Temps de lecture : 2 min

Mosquée à Telfs, en Autriche, le 2 octobre 2014. REUTERS/Dominic Ebenbichler
Mosquée à Telfs, en Autriche, le 2 octobre 2014. REUTERS/Dominic Ebenbichler

Après trois ans de discussions, le Parlement autrichien a adopté cette semaine une loi sur l'islam qui fixe les droits et les devoirs des 560.000 musulmans qui vivent aujourd'hui en Autriche, dont un tiers sont de nationalité autrichienne. Ce texte vise à établir «un islam à caractère autrichien», selon les mots du jeune ministre des Affaires étrangères et de l'Intégration Sebastian Kurz, membre du très conservateur ÖVP, le Parti populaire autrichien.

Il s'agit en fait d'une réécriture d'une loi datant de 1912, qui avait été adoptée par la monarchie de Habsbourg lors de l'annexion de la Bosnie-Herzégovine, dont la population était majoritairement de confession musulmane, comme l'explique sur son site le journal du ministère de l'Intérieur autrichien.

Comme le rapporte le quotidien allemand Die Welt, la réécriture de ce texte interdit désormais aux mosquées, aux associations islamiques, aux écoles coraniques de recevoir des financements de l'étranger, afin de réduire l'influence de la Turquie et des pays du Golfe sur la communauté musulmane autrichienne. De nombreux imams qui prêchent dans les mosquées autrichiennes sont en effet rémunérés grâce à des dons étrangers:

«Sur les 300 imams environ que compte l'Autriche, 63 d'entre-eux sont payés par la Turquie», précise Die Welt.

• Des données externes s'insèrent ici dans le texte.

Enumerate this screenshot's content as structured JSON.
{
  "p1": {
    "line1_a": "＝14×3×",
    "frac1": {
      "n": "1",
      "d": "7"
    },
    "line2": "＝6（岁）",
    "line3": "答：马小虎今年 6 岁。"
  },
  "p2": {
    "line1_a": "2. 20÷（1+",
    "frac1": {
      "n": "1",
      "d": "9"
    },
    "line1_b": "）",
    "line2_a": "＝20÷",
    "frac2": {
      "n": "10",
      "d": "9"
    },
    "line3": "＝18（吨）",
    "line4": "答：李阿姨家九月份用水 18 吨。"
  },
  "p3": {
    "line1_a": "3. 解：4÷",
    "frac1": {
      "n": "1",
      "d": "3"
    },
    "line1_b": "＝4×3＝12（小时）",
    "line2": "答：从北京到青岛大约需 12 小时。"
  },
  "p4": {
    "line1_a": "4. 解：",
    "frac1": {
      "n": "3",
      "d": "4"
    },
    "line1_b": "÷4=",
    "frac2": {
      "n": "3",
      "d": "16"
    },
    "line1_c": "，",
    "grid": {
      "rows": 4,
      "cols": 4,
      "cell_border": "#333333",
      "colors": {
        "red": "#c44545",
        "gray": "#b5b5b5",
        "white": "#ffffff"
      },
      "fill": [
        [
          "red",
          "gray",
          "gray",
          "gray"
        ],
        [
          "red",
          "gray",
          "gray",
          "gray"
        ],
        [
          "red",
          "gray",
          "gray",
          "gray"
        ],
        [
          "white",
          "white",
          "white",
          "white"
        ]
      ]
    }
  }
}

Le texte prévoit également que les imams devront à l'avenir être formés en Autriche et savoir parler allemand. Les responsables religieux envoyés en Autriche par des pays musulmans ont donc désormais un délai d'un an pour quitter leurs fonctions et être remplacés par des imams du cru, pour «empêcher la propagation des courants conservateurs de l'islam comme le wahhabisme saoudien mais aussi de l'interprétation de l'islam par la milice terroriste État islamique ou par l'organisation islamiste radicale des Frères musulmans», écrit Die Welt. Une filière dédiée à l'étude de l'islam sera donc créée d'ici 2016 à la faculté de théologie de Vienne, afin de former de futurs imams.

Cette loi veut par ailleurs accorder plus de reconnaissance aux musulmans au sein de la société autrichienne en leur garantissant un certain nombre de droits: disposer de cimetières spécifiques, respect des prescriptions alimentaires spécifiques à l'islam ainsi que de certaines pratiques, telles la circoncision des garçons, ou encore l'abattage rituel des animaux, droit prendre des congés lors des fêtes religieuses, ou encore de faire appel à des aumôniers de confession musulmane au sein de l'armée, ainsi que dans les prisons et les hôpitaux...

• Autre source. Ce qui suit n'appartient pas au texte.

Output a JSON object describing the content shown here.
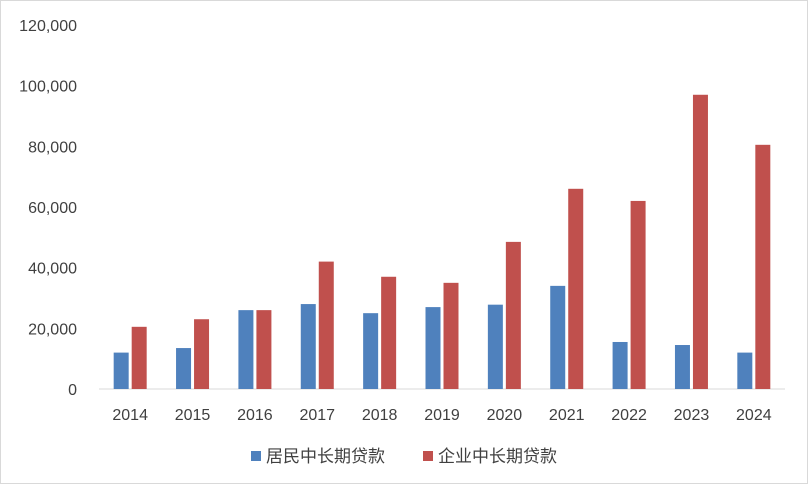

Bien que les initiateurs de cette loi se targuent de faire de l'Autriche «un modèle d'intégration des musulmans en Europe», comme l'écrit Die Welt, la communauté musulmane autrichienne se sent elle discriminée, faisant par exemple remarquer que la communauté orthodoxe autrichienne peut elle continuer à recevoir des dons de la part de la Russie. Dans un communiqué de presse publié cette semaine, l'Union turque islamique (Atib), la plus grande fédération de mosquées en Autriche, estime que cette loi place les musulmans dans une atmosphère de «suspicion généralisée» et annonce vouloir porter plainte auprès du tribunal constitutionnel autrichien. De son côté, le réseau autrichien Société civile musulmane n'exclut pas de saisir la Cour européenne.

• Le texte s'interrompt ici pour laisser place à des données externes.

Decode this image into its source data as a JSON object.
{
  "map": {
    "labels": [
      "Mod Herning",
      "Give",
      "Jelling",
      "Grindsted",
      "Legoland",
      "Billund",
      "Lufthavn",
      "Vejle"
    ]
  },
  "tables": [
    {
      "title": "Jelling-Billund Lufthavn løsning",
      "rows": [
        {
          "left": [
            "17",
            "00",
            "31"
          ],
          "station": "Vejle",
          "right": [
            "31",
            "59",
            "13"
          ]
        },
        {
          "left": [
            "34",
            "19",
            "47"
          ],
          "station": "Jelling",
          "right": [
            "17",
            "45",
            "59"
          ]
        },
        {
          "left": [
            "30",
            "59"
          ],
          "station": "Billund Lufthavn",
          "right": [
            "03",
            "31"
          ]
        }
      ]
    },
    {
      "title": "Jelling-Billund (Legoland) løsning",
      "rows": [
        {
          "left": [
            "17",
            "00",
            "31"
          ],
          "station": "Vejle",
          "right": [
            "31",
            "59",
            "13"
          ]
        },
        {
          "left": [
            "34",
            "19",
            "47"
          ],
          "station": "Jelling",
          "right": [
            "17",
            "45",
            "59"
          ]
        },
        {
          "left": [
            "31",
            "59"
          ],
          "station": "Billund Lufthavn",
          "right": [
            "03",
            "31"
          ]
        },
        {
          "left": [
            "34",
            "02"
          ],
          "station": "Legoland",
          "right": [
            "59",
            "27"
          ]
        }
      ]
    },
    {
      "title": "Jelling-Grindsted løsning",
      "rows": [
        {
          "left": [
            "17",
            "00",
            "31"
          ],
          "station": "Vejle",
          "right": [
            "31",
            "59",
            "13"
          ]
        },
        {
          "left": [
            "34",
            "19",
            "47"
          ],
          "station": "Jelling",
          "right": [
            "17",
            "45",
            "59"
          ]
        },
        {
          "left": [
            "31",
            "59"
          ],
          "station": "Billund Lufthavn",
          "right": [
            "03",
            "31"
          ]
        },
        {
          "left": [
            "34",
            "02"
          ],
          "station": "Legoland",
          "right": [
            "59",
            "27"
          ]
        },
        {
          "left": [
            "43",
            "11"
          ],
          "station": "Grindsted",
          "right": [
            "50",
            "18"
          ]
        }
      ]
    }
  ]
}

Alors qu'en Allemagne, plusieurs responsables politiques de la CDU-CSU ont salué cette semaine la nouvelle loi autrichienne comme un exemple à suivre, le quotidien Die Tageszeitung estime qu'il est impensable d'adopter une telle réglementation en Allemagne:

«Pour le formuler de manière prudente, nous n'avons pas eu les meilleures expériences avec les lois spéciales sur les minorités religieuses en Allemagne par le passé. On a moins de scrupules en Autriche car là-bas, la loi a des racines plus anciennes.»